Еще в детстве, в моем шестилетнем возрасте, когда я откопал во дворе нашего дома свой первый труп, я обнаружил, что волосы и ногти продолжают расти и под землей. Возможно, это всего лишь легенда, но те рыжие волосы действительно были очень длинными: они могли бы обмотать мою тонкую шестилетнюю шею раз десять. А если бы они зашевелились, вознамерившись задушить меня, то тогда, наверное, и все одиннадцать…
Своими размышлениями о загробном царстве я поделился в те дни с мамой. Но она отказалась говорить со мной о смерти. Она сказала, что не хочет об этом думать и что мне тоже следует забыть об этом.

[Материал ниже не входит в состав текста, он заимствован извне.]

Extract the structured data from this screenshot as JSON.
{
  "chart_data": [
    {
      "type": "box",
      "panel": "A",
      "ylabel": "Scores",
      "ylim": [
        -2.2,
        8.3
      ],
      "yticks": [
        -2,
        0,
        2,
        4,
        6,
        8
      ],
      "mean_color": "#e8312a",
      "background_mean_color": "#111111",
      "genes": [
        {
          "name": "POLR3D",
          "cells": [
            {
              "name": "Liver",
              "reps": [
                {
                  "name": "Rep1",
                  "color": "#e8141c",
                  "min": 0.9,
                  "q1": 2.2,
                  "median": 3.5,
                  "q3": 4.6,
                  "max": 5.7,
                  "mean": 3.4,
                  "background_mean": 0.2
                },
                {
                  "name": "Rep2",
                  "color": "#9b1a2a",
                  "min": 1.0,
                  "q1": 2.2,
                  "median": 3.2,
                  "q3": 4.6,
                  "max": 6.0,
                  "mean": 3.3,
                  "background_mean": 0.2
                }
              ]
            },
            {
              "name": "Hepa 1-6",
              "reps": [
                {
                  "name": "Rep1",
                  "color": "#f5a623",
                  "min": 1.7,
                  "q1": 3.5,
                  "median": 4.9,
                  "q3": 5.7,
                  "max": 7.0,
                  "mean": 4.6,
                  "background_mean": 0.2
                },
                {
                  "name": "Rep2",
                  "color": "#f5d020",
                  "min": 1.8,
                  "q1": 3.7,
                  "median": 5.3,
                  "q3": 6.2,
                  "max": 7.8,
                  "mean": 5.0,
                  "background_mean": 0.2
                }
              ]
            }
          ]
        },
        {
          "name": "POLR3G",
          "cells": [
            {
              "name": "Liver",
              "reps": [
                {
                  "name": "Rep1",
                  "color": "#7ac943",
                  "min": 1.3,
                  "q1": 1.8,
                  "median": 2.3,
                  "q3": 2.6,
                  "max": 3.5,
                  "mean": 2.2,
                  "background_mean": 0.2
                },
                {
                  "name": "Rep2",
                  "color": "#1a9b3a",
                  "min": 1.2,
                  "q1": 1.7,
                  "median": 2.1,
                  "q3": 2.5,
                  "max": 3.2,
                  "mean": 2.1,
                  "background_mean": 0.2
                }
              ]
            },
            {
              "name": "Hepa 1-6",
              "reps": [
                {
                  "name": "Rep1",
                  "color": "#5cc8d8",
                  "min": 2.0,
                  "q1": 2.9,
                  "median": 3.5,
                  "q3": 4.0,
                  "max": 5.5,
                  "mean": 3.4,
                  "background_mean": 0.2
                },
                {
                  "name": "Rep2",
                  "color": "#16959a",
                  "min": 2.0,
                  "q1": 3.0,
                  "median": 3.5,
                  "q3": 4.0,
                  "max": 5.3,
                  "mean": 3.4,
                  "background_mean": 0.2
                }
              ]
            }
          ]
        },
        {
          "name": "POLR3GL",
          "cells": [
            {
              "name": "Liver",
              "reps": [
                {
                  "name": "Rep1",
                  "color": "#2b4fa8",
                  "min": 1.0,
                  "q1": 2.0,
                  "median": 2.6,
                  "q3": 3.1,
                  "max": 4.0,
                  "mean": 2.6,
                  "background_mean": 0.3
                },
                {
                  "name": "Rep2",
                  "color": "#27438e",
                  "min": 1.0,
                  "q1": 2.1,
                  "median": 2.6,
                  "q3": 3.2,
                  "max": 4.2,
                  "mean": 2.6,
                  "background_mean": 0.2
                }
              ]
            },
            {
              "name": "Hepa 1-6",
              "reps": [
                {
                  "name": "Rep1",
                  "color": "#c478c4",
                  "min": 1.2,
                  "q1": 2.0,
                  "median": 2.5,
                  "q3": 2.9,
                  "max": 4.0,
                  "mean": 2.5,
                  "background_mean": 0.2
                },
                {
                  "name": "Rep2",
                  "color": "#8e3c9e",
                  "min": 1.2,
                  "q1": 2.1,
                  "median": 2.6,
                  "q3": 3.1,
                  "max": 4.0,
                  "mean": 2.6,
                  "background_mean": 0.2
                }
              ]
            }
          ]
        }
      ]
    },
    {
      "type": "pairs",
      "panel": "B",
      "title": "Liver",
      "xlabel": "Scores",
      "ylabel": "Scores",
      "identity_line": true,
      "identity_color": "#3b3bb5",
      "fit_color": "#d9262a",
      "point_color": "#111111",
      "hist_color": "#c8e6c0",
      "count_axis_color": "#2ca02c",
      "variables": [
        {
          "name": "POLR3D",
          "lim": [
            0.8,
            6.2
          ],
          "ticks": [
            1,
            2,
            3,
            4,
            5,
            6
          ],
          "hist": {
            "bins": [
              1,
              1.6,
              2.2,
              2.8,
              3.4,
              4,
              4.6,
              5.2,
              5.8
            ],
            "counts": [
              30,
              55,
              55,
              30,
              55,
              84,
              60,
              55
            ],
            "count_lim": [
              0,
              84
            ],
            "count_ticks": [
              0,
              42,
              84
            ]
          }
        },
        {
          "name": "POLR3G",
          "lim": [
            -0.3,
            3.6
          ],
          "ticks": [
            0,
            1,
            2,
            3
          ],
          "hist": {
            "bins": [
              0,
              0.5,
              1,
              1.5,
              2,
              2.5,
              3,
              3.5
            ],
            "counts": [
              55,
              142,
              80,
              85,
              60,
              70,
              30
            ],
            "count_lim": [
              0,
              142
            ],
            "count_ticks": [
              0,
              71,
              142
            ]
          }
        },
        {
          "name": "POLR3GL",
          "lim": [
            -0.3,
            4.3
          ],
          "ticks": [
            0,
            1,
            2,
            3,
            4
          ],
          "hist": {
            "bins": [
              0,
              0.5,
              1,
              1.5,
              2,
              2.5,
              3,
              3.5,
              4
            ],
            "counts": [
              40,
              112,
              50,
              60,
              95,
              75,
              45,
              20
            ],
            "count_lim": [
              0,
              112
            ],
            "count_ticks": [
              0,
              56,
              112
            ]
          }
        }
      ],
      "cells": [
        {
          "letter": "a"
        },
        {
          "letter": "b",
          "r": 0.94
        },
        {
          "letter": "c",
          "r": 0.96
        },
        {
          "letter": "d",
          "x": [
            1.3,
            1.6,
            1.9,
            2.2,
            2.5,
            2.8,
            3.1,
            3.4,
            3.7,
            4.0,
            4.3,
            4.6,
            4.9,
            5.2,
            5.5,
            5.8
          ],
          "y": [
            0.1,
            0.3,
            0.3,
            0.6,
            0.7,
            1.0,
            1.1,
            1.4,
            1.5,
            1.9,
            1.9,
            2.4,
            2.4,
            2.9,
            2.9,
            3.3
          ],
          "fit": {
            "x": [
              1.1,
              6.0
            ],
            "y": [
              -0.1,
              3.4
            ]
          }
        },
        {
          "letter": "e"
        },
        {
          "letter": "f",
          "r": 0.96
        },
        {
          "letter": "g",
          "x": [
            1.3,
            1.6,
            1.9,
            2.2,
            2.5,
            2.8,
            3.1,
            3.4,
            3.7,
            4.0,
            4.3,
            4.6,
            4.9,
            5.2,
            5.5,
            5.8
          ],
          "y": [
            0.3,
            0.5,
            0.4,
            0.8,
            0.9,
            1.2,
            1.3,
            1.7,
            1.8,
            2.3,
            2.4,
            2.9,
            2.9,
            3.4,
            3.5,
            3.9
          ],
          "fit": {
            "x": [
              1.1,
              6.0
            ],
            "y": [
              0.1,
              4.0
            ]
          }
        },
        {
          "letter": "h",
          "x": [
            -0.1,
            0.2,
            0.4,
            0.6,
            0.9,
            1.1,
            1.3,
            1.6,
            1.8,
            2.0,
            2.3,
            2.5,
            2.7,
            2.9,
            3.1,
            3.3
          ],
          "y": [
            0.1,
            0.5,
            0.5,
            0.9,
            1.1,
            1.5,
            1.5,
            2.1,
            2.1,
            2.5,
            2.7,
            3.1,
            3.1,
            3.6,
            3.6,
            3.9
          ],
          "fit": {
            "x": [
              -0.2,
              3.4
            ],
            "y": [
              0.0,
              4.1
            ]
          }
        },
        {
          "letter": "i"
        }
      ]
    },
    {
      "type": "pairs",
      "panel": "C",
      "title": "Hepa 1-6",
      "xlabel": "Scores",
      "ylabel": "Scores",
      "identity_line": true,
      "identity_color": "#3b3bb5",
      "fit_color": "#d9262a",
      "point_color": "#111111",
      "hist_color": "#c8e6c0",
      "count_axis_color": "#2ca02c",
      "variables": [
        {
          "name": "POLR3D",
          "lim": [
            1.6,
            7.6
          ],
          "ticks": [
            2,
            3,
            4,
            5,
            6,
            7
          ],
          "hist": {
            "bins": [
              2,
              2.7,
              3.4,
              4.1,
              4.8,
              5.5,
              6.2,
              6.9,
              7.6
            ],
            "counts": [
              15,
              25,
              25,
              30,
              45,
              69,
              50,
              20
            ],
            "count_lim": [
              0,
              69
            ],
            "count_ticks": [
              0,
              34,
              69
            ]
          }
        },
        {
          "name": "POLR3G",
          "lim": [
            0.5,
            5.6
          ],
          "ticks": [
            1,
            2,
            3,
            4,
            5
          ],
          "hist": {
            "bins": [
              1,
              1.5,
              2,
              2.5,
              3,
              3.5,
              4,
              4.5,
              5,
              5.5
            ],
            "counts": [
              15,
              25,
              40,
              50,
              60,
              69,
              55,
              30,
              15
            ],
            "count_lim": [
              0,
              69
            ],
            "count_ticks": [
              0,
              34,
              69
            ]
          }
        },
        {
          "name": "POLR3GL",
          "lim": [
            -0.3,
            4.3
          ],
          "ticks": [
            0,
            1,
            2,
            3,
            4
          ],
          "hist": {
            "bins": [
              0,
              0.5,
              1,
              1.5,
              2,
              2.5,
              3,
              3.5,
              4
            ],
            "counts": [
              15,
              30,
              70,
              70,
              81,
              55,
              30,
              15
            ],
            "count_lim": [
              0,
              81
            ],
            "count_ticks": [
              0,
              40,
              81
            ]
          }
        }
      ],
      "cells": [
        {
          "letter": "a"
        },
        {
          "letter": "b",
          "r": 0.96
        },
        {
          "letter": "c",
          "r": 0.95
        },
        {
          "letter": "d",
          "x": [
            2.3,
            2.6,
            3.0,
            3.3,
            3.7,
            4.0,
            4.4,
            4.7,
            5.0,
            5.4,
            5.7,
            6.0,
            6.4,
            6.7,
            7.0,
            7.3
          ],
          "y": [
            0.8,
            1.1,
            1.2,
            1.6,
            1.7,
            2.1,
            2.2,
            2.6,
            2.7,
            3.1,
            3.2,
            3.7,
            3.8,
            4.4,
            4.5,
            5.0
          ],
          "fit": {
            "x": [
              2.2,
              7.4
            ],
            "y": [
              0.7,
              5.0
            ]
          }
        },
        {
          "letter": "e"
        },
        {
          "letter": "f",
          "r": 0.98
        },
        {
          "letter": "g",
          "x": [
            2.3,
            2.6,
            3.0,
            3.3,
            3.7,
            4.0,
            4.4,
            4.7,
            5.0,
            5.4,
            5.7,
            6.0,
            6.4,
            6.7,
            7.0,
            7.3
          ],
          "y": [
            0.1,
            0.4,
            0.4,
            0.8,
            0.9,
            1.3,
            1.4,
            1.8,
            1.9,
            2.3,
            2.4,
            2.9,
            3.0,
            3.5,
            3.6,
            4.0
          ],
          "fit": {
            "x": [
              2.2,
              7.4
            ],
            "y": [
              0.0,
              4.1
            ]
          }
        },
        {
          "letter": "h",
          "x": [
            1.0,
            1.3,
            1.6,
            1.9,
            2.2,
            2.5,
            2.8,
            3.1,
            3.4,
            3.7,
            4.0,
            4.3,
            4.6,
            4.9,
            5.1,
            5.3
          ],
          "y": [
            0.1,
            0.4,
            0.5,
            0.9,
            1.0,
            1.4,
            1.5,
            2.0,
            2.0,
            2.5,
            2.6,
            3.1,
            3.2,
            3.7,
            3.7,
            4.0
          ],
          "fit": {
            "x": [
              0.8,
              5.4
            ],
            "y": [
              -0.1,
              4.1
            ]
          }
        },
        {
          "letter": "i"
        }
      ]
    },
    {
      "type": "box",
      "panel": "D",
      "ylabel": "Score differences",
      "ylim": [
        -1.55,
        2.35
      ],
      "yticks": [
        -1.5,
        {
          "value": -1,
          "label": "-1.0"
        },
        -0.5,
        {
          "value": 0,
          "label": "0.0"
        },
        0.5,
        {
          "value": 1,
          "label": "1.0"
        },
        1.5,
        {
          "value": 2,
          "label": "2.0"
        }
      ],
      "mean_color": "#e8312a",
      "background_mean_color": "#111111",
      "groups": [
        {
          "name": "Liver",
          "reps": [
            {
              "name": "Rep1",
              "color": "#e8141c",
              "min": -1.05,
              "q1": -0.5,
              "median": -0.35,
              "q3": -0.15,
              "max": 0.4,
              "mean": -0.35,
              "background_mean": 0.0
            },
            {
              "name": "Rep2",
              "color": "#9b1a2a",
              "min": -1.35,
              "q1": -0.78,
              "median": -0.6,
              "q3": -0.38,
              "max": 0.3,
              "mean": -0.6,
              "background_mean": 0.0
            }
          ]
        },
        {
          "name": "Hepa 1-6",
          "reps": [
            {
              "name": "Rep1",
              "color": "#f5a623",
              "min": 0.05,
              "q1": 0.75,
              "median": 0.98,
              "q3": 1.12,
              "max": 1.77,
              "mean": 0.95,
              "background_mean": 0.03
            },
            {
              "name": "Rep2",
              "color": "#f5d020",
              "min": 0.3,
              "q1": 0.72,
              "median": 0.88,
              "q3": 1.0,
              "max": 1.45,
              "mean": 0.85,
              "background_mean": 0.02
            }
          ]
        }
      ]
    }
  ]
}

Будучи послушным шестилетним мальчиком, я был рад, что на земле есть кто-то, кто знает, о чем мне думать, а о чем нет. Эта определенность дарила спокойствие и ощущение безопасности. Вот почему я сразу же честно постарался забыть об этом и забыл настолько крепко, что с тех пор уже сто лет эта смерть и эти волосы не идут у меня из головы.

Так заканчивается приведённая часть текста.